The key is to define extra rules for additional classes and add these classes to the elements rather than to rewrite the rules for a given style rule.

JS

function changeCSS() {
  var selects = document.getElementsByTagName("select");
  for(var i =0, il = selects.length;i<il;i++){
     selects[i].className += " hidden";
  }
}

CSS

.fool select.hidden, select.hidden {
   display: none;
}

Or for a really efficient method (but which might need a few more specific style rules too)

JS

function changeCSS() {
  document.getElementsByTagName("body")[0].className += " hideAllSelects"
}

CSS

body.hideAllSelects select {
   display: none;
}

You can modify style rules, but it's usually not the best design decision.

To access the style rules defined by style sheets, you access the document.styleSheets collection. Each entry in that collection will have a property either called cssRules or rules depending on the browser. Each of those will be a CSSRule instance. You can change the rule by changing its cssText property.

But again, that's probably not the best way to solve the problem. But it is the literal answer to your question.

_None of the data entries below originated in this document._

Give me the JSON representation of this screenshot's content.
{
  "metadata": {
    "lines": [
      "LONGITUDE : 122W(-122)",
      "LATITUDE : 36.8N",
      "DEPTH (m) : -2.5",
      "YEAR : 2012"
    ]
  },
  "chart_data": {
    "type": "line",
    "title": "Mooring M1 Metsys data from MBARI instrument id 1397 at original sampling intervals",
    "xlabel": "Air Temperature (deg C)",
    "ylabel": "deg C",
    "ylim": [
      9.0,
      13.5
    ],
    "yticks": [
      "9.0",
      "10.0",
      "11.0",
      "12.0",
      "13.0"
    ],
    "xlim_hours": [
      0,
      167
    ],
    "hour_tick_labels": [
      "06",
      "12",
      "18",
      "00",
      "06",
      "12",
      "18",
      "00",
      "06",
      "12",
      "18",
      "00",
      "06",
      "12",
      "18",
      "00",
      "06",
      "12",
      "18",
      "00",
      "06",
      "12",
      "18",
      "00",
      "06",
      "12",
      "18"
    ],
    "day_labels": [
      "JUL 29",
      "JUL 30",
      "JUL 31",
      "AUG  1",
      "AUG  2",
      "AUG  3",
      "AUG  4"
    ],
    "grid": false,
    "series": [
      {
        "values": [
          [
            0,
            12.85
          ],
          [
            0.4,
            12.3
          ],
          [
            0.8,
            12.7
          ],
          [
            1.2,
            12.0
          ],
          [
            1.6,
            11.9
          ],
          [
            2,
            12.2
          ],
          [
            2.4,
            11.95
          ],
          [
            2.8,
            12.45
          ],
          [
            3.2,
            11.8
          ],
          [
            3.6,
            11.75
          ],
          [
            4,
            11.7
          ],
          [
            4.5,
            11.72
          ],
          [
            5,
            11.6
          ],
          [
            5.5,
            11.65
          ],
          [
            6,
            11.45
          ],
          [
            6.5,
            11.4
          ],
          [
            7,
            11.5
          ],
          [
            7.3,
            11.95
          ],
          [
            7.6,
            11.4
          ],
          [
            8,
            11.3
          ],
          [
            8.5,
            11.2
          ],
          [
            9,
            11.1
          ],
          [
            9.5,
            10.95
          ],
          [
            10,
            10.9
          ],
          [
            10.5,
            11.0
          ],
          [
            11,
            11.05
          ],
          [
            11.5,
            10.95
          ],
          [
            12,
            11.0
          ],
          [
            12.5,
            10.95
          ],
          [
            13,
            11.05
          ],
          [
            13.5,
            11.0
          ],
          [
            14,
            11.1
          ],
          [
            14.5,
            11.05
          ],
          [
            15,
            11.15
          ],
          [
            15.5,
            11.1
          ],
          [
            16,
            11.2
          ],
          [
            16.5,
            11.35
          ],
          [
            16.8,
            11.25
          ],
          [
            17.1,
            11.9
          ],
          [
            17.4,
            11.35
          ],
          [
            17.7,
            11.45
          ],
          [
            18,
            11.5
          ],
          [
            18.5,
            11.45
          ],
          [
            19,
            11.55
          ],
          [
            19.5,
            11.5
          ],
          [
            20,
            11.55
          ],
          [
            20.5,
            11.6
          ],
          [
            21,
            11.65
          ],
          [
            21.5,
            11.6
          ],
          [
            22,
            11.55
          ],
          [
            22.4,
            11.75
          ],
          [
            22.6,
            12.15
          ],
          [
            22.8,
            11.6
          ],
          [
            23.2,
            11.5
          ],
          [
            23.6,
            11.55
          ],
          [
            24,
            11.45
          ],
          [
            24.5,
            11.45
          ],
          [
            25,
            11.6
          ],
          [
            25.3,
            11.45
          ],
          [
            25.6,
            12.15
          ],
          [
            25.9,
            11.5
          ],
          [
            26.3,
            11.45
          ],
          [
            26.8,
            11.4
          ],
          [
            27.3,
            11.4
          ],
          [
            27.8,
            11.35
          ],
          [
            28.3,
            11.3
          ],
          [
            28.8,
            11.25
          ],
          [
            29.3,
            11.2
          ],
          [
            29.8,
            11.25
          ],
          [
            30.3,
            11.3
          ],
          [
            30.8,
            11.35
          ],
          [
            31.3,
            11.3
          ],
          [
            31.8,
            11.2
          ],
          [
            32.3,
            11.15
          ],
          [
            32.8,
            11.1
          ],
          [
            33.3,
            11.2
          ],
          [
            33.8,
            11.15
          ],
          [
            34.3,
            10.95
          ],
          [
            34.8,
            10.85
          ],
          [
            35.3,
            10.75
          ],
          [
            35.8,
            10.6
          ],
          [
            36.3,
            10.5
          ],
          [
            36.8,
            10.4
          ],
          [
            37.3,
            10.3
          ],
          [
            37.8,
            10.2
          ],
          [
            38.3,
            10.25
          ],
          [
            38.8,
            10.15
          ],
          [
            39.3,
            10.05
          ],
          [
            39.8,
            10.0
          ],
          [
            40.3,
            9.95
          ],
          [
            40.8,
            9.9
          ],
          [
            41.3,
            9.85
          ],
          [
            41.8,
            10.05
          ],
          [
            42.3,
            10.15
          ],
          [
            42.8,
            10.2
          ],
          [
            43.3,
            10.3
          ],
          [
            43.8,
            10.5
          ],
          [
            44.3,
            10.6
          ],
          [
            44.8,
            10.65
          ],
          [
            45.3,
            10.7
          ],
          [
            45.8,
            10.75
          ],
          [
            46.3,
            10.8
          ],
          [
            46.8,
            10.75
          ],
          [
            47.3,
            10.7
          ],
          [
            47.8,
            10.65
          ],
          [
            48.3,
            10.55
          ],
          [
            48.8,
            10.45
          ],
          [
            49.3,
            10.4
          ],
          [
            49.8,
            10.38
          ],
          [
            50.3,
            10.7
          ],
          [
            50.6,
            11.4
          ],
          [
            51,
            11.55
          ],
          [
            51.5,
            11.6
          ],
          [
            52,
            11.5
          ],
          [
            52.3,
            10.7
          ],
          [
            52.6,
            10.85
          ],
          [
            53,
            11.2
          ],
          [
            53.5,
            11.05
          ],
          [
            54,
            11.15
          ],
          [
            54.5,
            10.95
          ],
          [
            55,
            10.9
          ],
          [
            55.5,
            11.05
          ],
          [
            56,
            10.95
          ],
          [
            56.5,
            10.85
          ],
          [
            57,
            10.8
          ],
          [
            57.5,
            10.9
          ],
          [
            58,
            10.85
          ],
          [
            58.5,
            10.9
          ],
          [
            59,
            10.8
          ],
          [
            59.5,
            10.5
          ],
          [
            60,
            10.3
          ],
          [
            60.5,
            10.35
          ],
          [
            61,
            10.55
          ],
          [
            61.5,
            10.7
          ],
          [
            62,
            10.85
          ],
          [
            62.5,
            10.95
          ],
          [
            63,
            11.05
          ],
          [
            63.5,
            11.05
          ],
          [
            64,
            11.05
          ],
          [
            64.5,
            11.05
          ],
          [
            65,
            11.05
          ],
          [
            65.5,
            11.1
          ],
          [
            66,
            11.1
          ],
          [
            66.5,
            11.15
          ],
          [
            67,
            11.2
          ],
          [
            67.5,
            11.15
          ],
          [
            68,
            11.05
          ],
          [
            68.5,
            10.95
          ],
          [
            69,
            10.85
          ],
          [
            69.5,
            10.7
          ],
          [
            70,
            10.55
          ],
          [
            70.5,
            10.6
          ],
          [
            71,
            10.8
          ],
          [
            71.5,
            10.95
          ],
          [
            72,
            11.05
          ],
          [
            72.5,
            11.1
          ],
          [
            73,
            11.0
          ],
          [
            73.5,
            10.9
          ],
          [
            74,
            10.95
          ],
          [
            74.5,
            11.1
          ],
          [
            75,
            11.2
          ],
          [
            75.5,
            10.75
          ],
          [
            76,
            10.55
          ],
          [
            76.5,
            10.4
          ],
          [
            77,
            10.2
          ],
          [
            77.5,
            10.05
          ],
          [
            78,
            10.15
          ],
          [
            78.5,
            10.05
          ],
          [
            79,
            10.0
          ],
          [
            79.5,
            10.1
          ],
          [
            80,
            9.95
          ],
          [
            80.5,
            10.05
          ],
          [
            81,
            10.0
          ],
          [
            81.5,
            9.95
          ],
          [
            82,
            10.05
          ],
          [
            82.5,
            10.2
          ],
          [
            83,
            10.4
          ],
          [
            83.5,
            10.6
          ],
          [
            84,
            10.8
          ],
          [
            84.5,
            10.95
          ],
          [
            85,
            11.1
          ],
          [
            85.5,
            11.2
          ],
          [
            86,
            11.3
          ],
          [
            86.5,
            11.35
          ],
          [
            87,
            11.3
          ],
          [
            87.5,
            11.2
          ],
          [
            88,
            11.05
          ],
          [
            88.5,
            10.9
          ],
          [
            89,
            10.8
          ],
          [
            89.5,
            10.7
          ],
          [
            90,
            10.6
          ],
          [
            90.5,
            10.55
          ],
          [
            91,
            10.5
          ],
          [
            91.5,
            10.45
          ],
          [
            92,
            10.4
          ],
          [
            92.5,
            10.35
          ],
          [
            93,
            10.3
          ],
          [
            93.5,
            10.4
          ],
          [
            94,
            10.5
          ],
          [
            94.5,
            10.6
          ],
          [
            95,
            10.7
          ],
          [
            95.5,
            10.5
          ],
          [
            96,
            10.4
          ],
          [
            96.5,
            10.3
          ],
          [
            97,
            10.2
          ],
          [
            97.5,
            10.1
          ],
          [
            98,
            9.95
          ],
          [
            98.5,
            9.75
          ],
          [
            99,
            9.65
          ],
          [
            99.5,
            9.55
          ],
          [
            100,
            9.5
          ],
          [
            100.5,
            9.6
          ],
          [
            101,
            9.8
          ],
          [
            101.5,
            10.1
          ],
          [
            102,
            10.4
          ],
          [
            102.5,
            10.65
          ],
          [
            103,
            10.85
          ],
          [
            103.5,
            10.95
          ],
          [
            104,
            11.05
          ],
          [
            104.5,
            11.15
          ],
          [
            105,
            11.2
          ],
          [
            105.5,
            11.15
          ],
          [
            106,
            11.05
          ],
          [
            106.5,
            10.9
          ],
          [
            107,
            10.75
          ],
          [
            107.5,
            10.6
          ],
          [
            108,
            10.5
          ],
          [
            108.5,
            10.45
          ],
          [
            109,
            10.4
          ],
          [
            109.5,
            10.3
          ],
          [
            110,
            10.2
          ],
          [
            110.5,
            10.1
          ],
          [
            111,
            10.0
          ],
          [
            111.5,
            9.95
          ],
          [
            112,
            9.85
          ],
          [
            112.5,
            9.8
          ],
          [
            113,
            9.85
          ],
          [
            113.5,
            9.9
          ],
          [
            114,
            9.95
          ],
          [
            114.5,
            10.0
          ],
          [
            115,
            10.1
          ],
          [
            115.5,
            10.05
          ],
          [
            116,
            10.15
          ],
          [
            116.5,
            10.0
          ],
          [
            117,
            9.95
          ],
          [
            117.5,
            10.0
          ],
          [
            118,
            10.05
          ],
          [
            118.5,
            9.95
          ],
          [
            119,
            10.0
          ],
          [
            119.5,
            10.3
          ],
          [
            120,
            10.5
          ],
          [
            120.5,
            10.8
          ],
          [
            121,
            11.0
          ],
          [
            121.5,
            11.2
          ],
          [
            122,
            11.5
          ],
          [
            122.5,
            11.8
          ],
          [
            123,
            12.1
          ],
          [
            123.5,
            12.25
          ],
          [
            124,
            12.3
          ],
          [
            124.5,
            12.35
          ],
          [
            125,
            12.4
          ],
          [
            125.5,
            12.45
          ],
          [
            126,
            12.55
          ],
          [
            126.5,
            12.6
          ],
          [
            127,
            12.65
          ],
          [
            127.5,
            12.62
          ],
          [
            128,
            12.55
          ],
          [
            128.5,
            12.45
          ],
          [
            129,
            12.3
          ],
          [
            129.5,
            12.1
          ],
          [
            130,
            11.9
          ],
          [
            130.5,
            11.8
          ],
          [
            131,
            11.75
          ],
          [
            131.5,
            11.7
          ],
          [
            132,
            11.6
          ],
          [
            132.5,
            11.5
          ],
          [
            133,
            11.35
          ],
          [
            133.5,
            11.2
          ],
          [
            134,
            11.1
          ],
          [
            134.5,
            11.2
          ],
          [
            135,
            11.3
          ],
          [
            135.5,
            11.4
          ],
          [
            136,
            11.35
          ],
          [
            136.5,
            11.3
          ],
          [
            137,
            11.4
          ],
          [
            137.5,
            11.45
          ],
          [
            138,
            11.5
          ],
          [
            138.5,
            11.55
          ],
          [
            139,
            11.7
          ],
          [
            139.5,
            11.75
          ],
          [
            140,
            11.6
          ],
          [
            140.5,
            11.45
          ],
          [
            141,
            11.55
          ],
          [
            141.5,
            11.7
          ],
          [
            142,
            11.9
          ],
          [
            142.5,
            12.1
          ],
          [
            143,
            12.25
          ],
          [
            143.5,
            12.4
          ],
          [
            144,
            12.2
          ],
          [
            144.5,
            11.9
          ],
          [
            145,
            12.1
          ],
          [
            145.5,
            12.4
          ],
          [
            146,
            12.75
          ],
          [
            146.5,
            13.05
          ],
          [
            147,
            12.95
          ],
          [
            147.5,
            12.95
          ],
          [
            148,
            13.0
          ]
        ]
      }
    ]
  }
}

The best way to solve the problem is probably to have another class in your stylesheet that overrides the settings of the previous rule, and then to add that class either to the select elements or to the container of them. So for instance, you could have the rules:

.fool select {
    display: block;
}
.fool.bar select {
    display: none;
}

...and when you want to hide the selects, add the "bar" class to the container that has the "fool" class.

Alternately, apply CSS style information directly to elements.